A small stand and changing rooms were built in October 1949 to be followed a year later by an historic event. Headington United were the first professional club in Britain to install floodlighting at their ground. They were only temporary lights, borrowed from a few Oxford Colleges and once used to light up their facades at night. The lamps were fixed to 36 wooden poles and the first game under lights was played out on 18 December 1950 between Headington Utd and Banbury Spencer (now Banbury Utd).
After election to the League in 1962, Oxford quickly found their feet and moved purposefully upwards leaving the Shots far behind and with memories of only three League encounters at the Manor Ground - all of the games were drawn.
Although the ground was far from the hallowed spires of the University it was set in a pleasant and leafy suburb that displayed much of the stone-walled confidence of Oxford itself.
But of course the ground was considered inadequate when set against the desire to run a professional football club. The long driveway from London Road was hopeless as a main entrance. And on the west side , in a corner of the pitch at an angle, just like Craven Cottage, stood the Manor Club – the original stand, and so miniature in stature.
But for all of its failings the Manor Ground still managed to accommodate 22730 when Preston visited in 1964 and United became the first Fourth Division club (L2) ever to reach the FA Cup quarter finals.
The last game played at the Manor Ground was on May 1st 2001….the site being subsequently developed for housing and as part of a hospital.
The 2001/02 season saw Oxford’s move to the all-seater, three-sided Kassam Stadium.
Next time you visit Oxford United take a bit of time to have a good look at the Kassam, before heading for the pub ‘next door’. Yes, do visit The Priory, it has been a sanctuary in the past, fighting to keep at bay the sea of concrete, tin and tarmac that out of town developments create (although the pub wasn’t so great in 2010/11).
Anyway back to the ground; not even the prospect of brilliant late summer sunshine could bring me to love the Kassam.

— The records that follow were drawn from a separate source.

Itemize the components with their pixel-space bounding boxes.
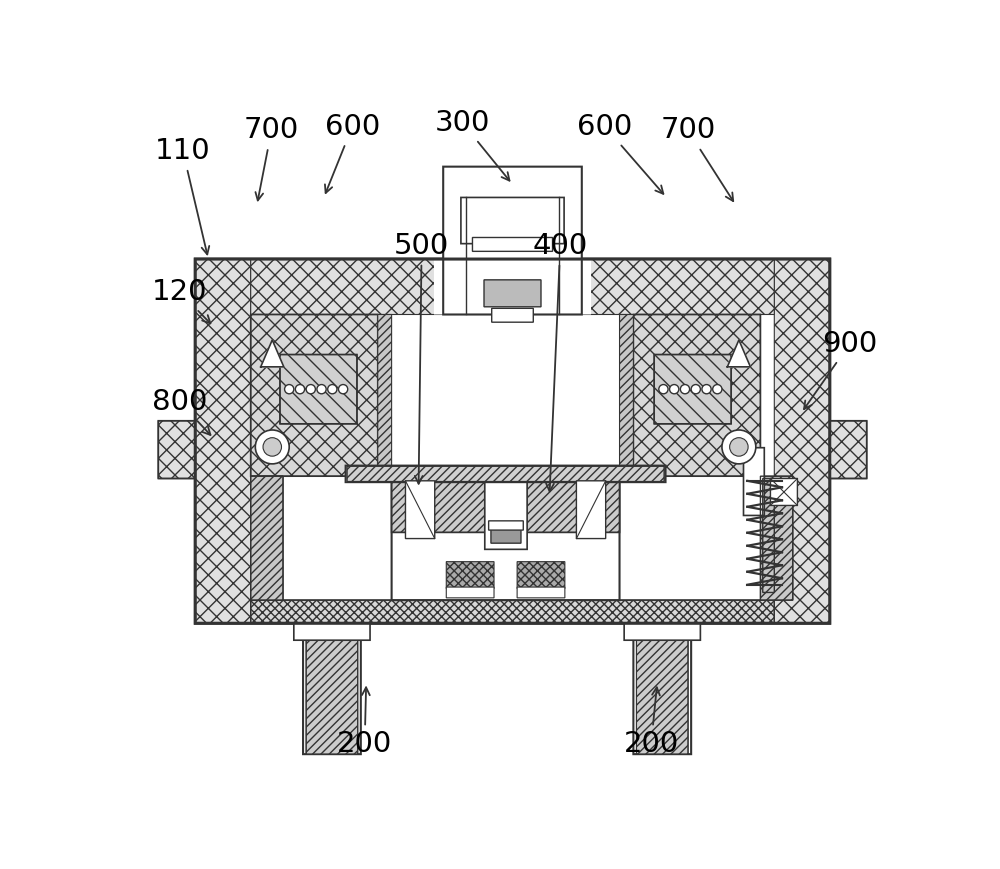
Bar (485, 482, 527, 549)
Bar (294, 623, 370, 640)
Circle shape (670, 385, 679, 394)
Bar (378, 315, 392, 476)
Bar (306, 623, 358, 754)
Bar (763, 479, 774, 593)
Bar (620, 315, 633, 476)
Bar (347, 466, 664, 481)
Bar (633, 623, 691, 754)
Text: 120: 120 (152, 278, 210, 323)
Text: 700: 700 (660, 116, 733, 201)
Bar (491, 529, 521, 543)
Bar (195, 259, 251, 623)
Bar (774, 259, 830, 623)
Bar (392, 482, 620, 600)
Bar (472, 237, 553, 251)
Bar (195, 259, 830, 623)
Bar (392, 482, 620, 533)
Bar (251, 600, 774, 623)
Bar (760, 476, 793, 600)
Bar (280, 355, 357, 424)
Text: 800: 800 (152, 388, 210, 435)
Bar (405, 481, 435, 539)
Bar (830, 421, 867, 479)
Bar (251, 315, 378, 476)
Bar (830, 421, 867, 479)
Bar (251, 476, 283, 600)
Bar (251, 600, 774, 623)
Bar (251, 259, 774, 315)
Text: 200: 200 (623, 687, 679, 758)
Bar (251, 315, 378, 476)
Circle shape (680, 385, 690, 394)
Circle shape (255, 430, 289, 464)
Text: 200: 200 (337, 687, 392, 758)
Bar (303, 623, 361, 754)
Bar (443, 167, 582, 315)
Bar (251, 476, 283, 600)
Text: 110: 110 (155, 137, 211, 255)
Text: 600: 600 (325, 113, 380, 193)
Circle shape (722, 430, 756, 464)
Circle shape (691, 385, 700, 394)
Bar (489, 521, 523, 530)
Bar (517, 561, 565, 588)
Bar (446, 587, 494, 598)
Bar (345, 466, 666, 482)
Bar (770, 479, 797, 506)
Text: 700: 700 (244, 116, 299, 201)
Bar (633, 315, 760, 476)
Bar (744, 448, 764, 515)
Bar (492, 308, 533, 322)
Bar (306, 623, 358, 754)
Circle shape (263, 438, 282, 456)
Text: 500: 500 (394, 232, 449, 484)
Bar (461, 197, 564, 243)
Bar (624, 623, 700, 640)
Bar (484, 280, 541, 307)
Bar (392, 482, 620, 533)
Bar (158, 421, 195, 479)
Bar (636, 623, 688, 754)
Bar (654, 355, 731, 424)
Circle shape (338, 385, 348, 394)
Text: 600: 600 (577, 113, 663, 194)
Circle shape (306, 385, 315, 394)
Circle shape (659, 385, 668, 394)
Circle shape (317, 385, 326, 394)
Bar (760, 476, 793, 600)
Bar (636, 623, 688, 754)
Circle shape (285, 385, 294, 394)
Bar (576, 481, 606, 539)
Circle shape (328, 385, 337, 394)
Bar (280, 355, 357, 424)
Circle shape (713, 385, 722, 394)
Circle shape (702, 385, 711, 394)
Bar (654, 355, 731, 424)
Circle shape (730, 438, 748, 456)
Text: 900: 900 (804, 329, 877, 409)
Bar (446, 561, 494, 588)
Bar (517, 587, 565, 598)
Polygon shape (261, 340, 284, 367)
Polygon shape (727, 340, 750, 367)
Bar (633, 315, 760, 476)
Bar (347, 466, 664, 481)
Bar (195, 259, 830, 623)
Bar (434, 259, 591, 315)
Circle shape (295, 385, 305, 394)
Text: 300: 300 (435, 109, 509, 181)
Bar (158, 421, 195, 479)
Text: 400: 400 (533, 232, 588, 491)
Bar (251, 600, 774, 623)
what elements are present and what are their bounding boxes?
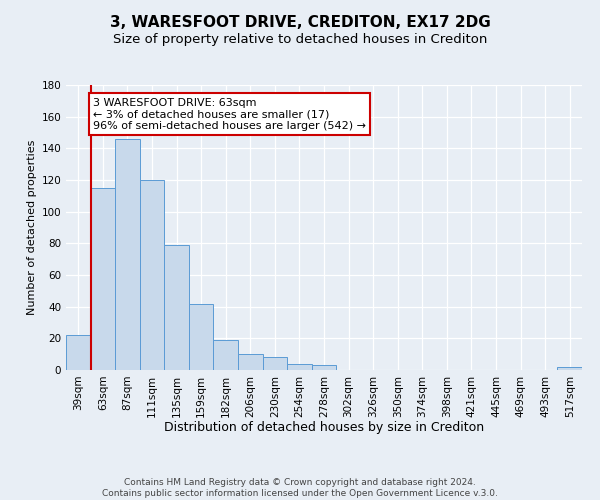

The floodlights are strung along the leading edge of the main stand like pigeons roosting on a redundant building….repeated on the north stand? No of course not. The stand being slightly smaller, required the lanterns to be fixed to small columns.
And so lacking in emotion.
Concrete and cheap tin will never evoke images of Highbury or the Bernabeu. In fact they will only evoke memories of tin and concrete….
Featureless stands, somewhat tarnished and already unloved.